Das Fahrrad hat zwar in den vergangenen Jahren spürbar an Bedeutung gewonnen, vor allem durch die Verbreitung der E-Bikes. Es spielt jedoch lediglich bei den so genannten Binnen-Pendlern eine nennenswerte Rolle. Das sind die Menschen, die innerhalb der Stadt von A nach B zur Arbeit fahren. Auf den Andrang von außen hat das kaum Einfluss.

Der Komfort im Auto
Der eigene Wagen ist für viele Menschen Teil ihres Zuhauses. Sitzheizung, Klimaanlage, perfekter Sound für Musik oder Nachrichten, gerne ergänzt durch Podcasts und im Cup-Holder der Mittelkonsole der heiße Kaffee aus dem Thermobecher – das ist komfortabler Standard. Vielen ist das lieber, als in einer voller Bahn zu sein, auf Tuchfühlung mit Zeitgenossen, denen am Abend zuvor noch ein Extra-Klecks Knoblauchsauce auf der Pizza Salami, dafür die morgendliche Dusche nicht so wichtig war. Aufgeben werden sie die langwierige, aber komfortable Fahrt mit ihrem Pkw erst dann, wenn die Alternative wirklich verlockend ist. Den Kaffee braucht es dazu vermutlich nicht.

Es geht auch anders
– Verkehrsvisionäre schlagen für deutsche Kommunen Hubs am Stadtrand vor, die mehr wären als nur Fläche für den Wagen. Gastronomie, Einkaufsmöglichkeiten, E-Station, Fahrradgaragen, sogar Service rund ums Fahrzeug jeder Art würden diese kleinen Raststätten anziehend machen. Planung, Grundstücksregelung und Bau sollten in Kooperation mit angrenzenden und über ihre Einwohner betroffenen Kommunen ablaufen.

– Der Blick in den Großraum Zürich zeigt, wie Straßenbahnen hohes Ansehen haben können. Bis in die 1980er Jahren war auch dort das Auto das bevorzugte Verkehrsmittel vom Umland in die Stadt. Konstant ging der Anteil nach unten, heute liegt er bei 25 Prozent. Die Bahn und die Tram habe den weitaus größten Pendleranteil. Sie haben ein hervorragend verbundenes Netz, sind pünktlich, sauber und nicht einmal günstig. Klugerweise hat man die Preise gestaffelt. Außerhalb der Rushhour zahlt man weniger. (Quelle: Statistik Amt Zürich). Züri-Tram fährt der Bank-Chef neben dem Studenten, der Handwerker neben dem Arzt. So ganz freiwillig hat sich das nicht entwickelt. Zürich mit dem Auto zu durchqueren, ist ein Alptraum, sagt ein Kenner der Stadt. Und Plätze im Parkhaus sind teuer, sie kosten pro Tag rund 50 Schweizer Franken.

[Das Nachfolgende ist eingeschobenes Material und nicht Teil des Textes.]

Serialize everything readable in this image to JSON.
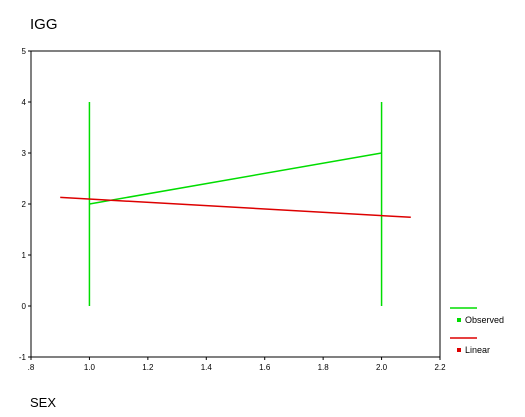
{
  "chart_data": {
    "type": "line",
    "title": "IGG",
    "xlabel": "SEX",
    "ylabel": "",
    "xlim": [
      0.8,
      2.2
    ],
    "ylim": [
      -1,
      5
    ],
    "x_ticks": [
      ".8",
      "1.0",
      "1.2",
      "1.4",
      "1.6",
      "1.8",
      "2.0",
      "2.2"
    ],
    "y_ticks": [
      "-1",
      "0",
      "1",
      "2",
      "3",
      "4",
      "5"
    ],
    "grid": false,
    "legend_position": "bottom-right",
    "series": [
      {
        "name": "Observed",
        "color": "#00dd00",
        "points": [
          [
            1.0,
            2.0
          ],
          [
            2.0,
            3.0
          ]
        ],
        "range_bars": [
          {
            "x": 1.0,
            "low": 0.0,
            "high": 4.0
          },
          {
            "x": 2.0,
            "low": 0.0,
            "high": 4.0
          }
        ]
      },
      {
        "name": "Linear",
        "color": "#dd0000",
        "points": [
          [
            0.9,
            2.13
          ],
          [
            2.1,
            1.74
          ]
        ]
      }
    ]
  }
}
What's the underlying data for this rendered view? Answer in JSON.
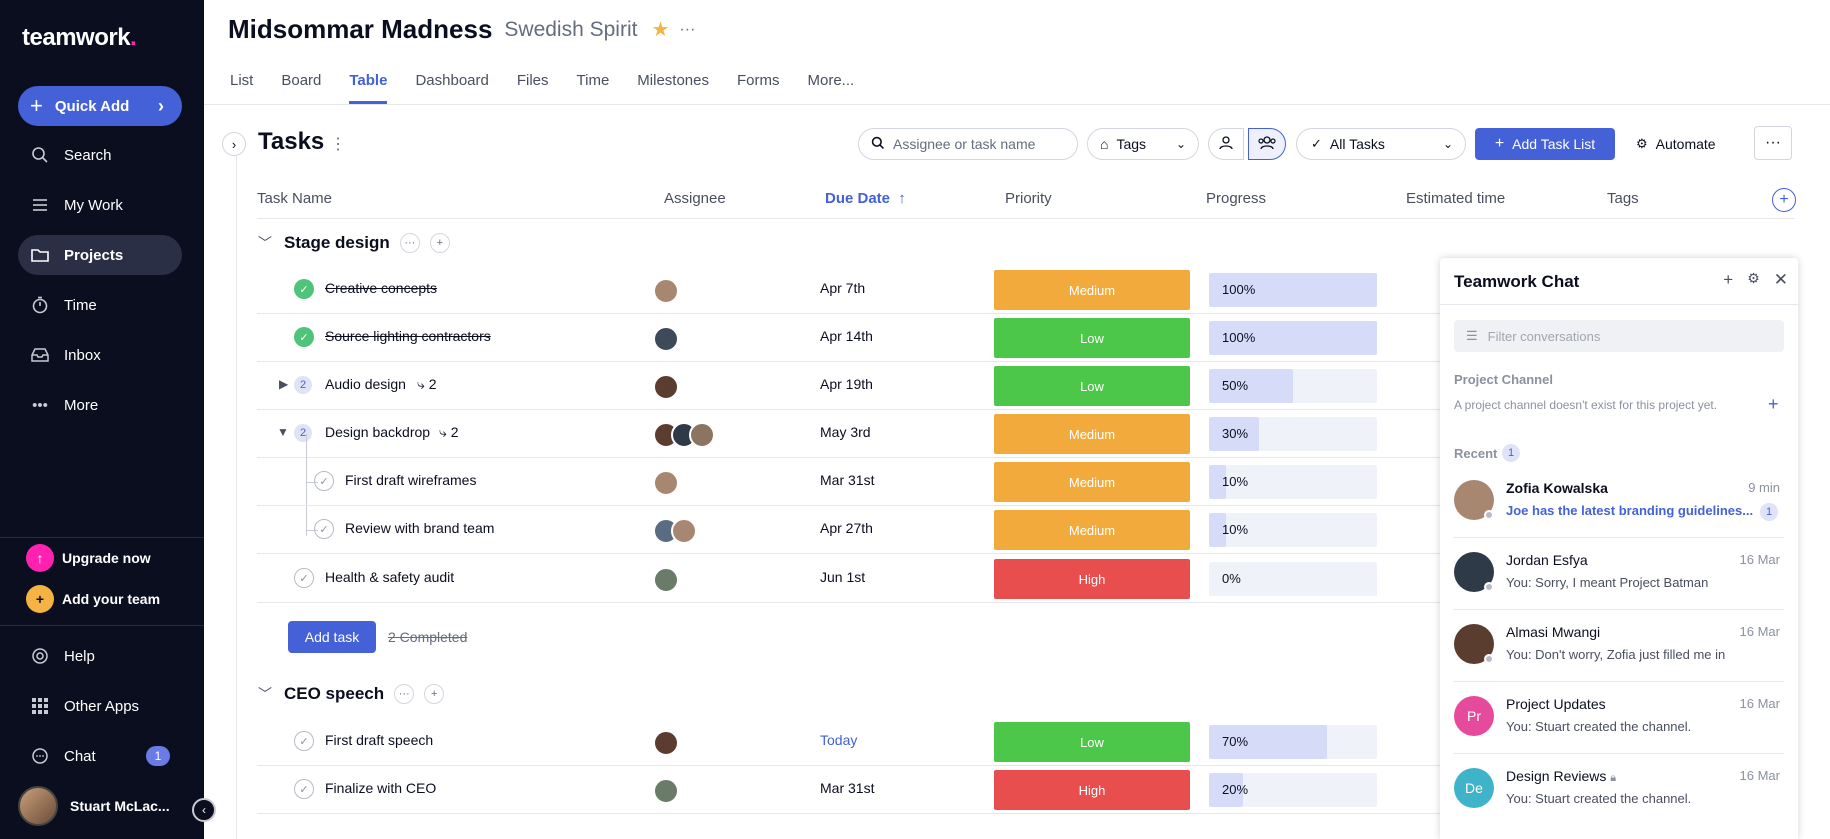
{
  "sidebar": {
    "logo_text": "teamwork",
    "logo_dot": ".",
    "quick_add": "Quick Add",
    "items": [
      {
        "label": "Search",
        "icon": "search-icon"
      },
      {
        "label": "My Work",
        "icon": "list-icon"
      },
      {
        "label": "Projects",
        "icon": "folder-icon",
        "active": true
      },
      {
        "label": "Time",
        "icon": "timer-icon"
      },
      {
        "label": "Inbox",
        "icon": "inbox-icon"
      },
      {
        "label": "More",
        "icon": "ellipsis-icon"
      }
    ],
    "upgrade": "Upgrade now",
    "add_team": "Add your team",
    "help": "Help",
    "other_apps": "Other Apps",
    "chat": "Chat",
    "chat_badge": "1",
    "user_name": "Stuart McLac..."
  },
  "header": {
    "project": "Midsommar Madness",
    "company": "Swedish Spirit"
  },
  "tabs": [
    "List",
    "Board",
    "Table",
    "Dashboard",
    "Files",
    "Time",
    "Milestones",
    "Forms",
    "More..."
  ],
  "active_tab": "Table",
  "toolbar": {
    "title": "Tasks",
    "search_placeholder": "Assignee or task name",
    "tags": "Tags",
    "filter": "All Tasks",
    "add_list": "Add Task List",
    "automate": "Automate"
  },
  "columns": [
    "Task Name",
    "Assignee",
    "Due Date",
    "Priority",
    "Progress",
    "Estimated time",
    "Tags"
  ],
  "sort_column": "Due Date",
  "groups": [
    {
      "name": "Stage design",
      "tasks": [
        {
          "name": "Creative concepts",
          "due": "Apr 7th",
          "priority": "Medium",
          "progress": "100%",
          "progress_value": 100,
          "done": true
        },
        {
          "name": "Source lighting contractors",
          "due": "Apr 14th",
          "priority": "Low",
          "progress": "100%",
          "progress_value": 100,
          "done": true
        },
        {
          "name": "Audio design",
          "subtasks": "2",
          "subcount": "2",
          "due": "Apr 19th",
          "priority": "Low",
          "progress": "50%",
          "progress_value": 50
        },
        {
          "name": "Design backdrop",
          "subtasks": "2",
          "subcount": "2",
          "due": "May 3rd",
          "priority": "Medium",
          "progress": "30%",
          "progress_value": 30
        },
        {
          "name": "First draft wireframes",
          "due": "Mar 31st",
          "priority": "Medium",
          "progress": "10%",
          "progress_value": 10
        },
        {
          "name": "Review with brand team",
          "due": "Apr 27th",
          "priority": "Medium",
          "progress": "10%",
          "progress_value": 10
        },
        {
          "name": "Health & safety audit",
          "due": "Jun 1st",
          "priority": "High",
          "progress": "0%",
          "progress_value": 0
        }
      ],
      "add_task": "Add task",
      "completed": "2 Completed"
    },
    {
      "name": "CEO speech",
      "tasks": [
        {
          "name": "First draft speech",
          "due": "Today",
          "priority": "Low",
          "progress": "70%",
          "progress_value": 70
        },
        {
          "name": "Finalize with CEO",
          "due": "Mar 31st",
          "priority": "High",
          "progress": "20%",
          "progress_value": 20
        }
      ]
    }
  ],
  "priority_colors": {
    "Medium": "#f2aa3c",
    "Low": "#4cc74a",
    "High": "#e84e4e"
  },
  "chat": {
    "title": "Teamwork Chat",
    "filter_placeholder": "Filter conversations",
    "project_channel": "Project Channel",
    "channel_note": "A project channel doesn't exist for this project yet.",
    "recent": "Recent",
    "recent_badge": "1",
    "conversations": [
      {
        "name": "Zofia Kowalska",
        "time": "9 min",
        "message": "Joe has the latest branding guidelines...",
        "unread": "1"
      },
      {
        "name": "Jordan Esfya",
        "time": "16 Mar",
        "message": "You: Sorry, I meant Project Batman"
      },
      {
        "name": "Almasi Mwangi",
        "time": "16 Mar",
        "message": "You: Don't worry, Zofia just filled me in"
      },
      {
        "name": "Project Updates",
        "initials": "Pr",
        "time": "16 Mar",
        "message": "You: Stuart created the channel."
      },
      {
        "name": "Design Reviews",
        "initials": "De",
        "time": "16 Mar",
        "message": "You: Stuart created the channel."
      }
    ]
  }
}
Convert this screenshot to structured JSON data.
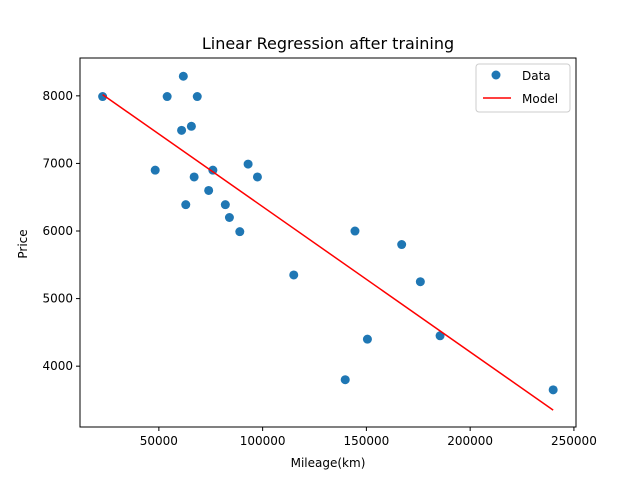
{
  "chart_data": {
    "type": "scatter",
    "title": "Linear Regression after training",
    "xlabel": "Mileage(km)",
    "ylabel": "Price",
    "xlim": [
      12000,
      251000
    ],
    "ylim": [
      3100,
      8560
    ],
    "xticks": [
      50000,
      100000,
      150000,
      200000,
      250000
    ],
    "yticks": [
      4000,
      5000,
      6000,
      7000,
      8000
    ],
    "grid": false,
    "legend_position": "top-right",
    "series": [
      {
        "name": "Data",
        "kind": "scatter",
        "color": "#1f77b4",
        "points": [
          [
            22899,
            7990
          ],
          [
            48235,
            6900
          ],
          [
            54000,
            7990
          ],
          [
            60949,
            7490
          ],
          [
            61789,
            8290
          ],
          [
            62964,
            6390
          ],
          [
            65674,
            7550
          ],
          [
            67000,
            6800
          ],
          [
            68500,
            7990
          ],
          [
            74000,
            6600
          ],
          [
            76025,
            6900
          ],
          [
            82029,
            6390
          ],
          [
            84000,
            6200
          ],
          [
            89000,
            5990
          ],
          [
            93000,
            6990
          ],
          [
            97500,
            6800
          ],
          [
            115000,
            5350
          ],
          [
            139800,
            3800
          ],
          [
            144500,
            6000
          ],
          [
            150500,
            4400
          ],
          [
            167000,
            5800
          ],
          [
            176000,
            5250
          ],
          [
            185500,
            4450
          ],
          [
            240000,
            3650
          ]
        ]
      },
      {
        "name": "Model",
        "kind": "line",
        "color": "#ff0000",
        "points": [
          [
            22899,
            8018
          ],
          [
            240000,
            3350
          ]
        ]
      }
    ]
  }
}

– Manche Regionen in den USA, vor allem in Kalifornien, fördern Fahrgemeinschaften mit eigenen Fahrspuren. HOV steht dabei für „High-Occupancy Vehicle“. Gemeint ist: Mindestens zwei Personen sitzen im Wagen, bisweilen müssen es sogar ausdrücklich mehr sein. Piktogramme auf dem Asphalt zeigen eindeutig, wer dort mit wie vielen Passagieren fahren darf. Wer die Voraussetzungen erfüllt, kann dann über die für den Rest gesperrte Fahrspur am Stau vorbei rauschen.

– London, New York und andere Metropolen versuchen, mit einer City-Maut Abhilfe zu schaffen. Es wäre in Düsseldorf einen Versuch wert, würde aber nur den Kern der Innenstadt entlasten. Viele Pendler jedoch fahren in andere Teile des Stadtgebiets: Flughafen, Messe, Hafen, Rath oder Reisholz. Außerdem wäre dieses Eintrittsgeld nur zumutbar, wenn es entsprechende Alternativen gäbe.

Fazit
Düsseldorf trägt nun den Titel Stauhauptstadt. Dass man ihn alsbald weitergibt, ist unwahrscheinlich. Außerdem sind Platz zwei und drei auch nicht die reine Freude. Schnelle Lösungen kann man nicht erwarten, es gibt allenfalls Chancen auf kleine Verbesserungen. Ändern muss sich der Umgang der Menschen mit dem Auto. Das jedoch geschieht nur, wenn es ausreichend verlockende Alternativen gibt – und die sind nur mit langem Atem zu schaffen. Starten könnte man ja mal mit einer besseren Baustellen-Koordination inklusive darauf abgestimmter Ampelschaltungen. Das wäre immerhin ein Anfang.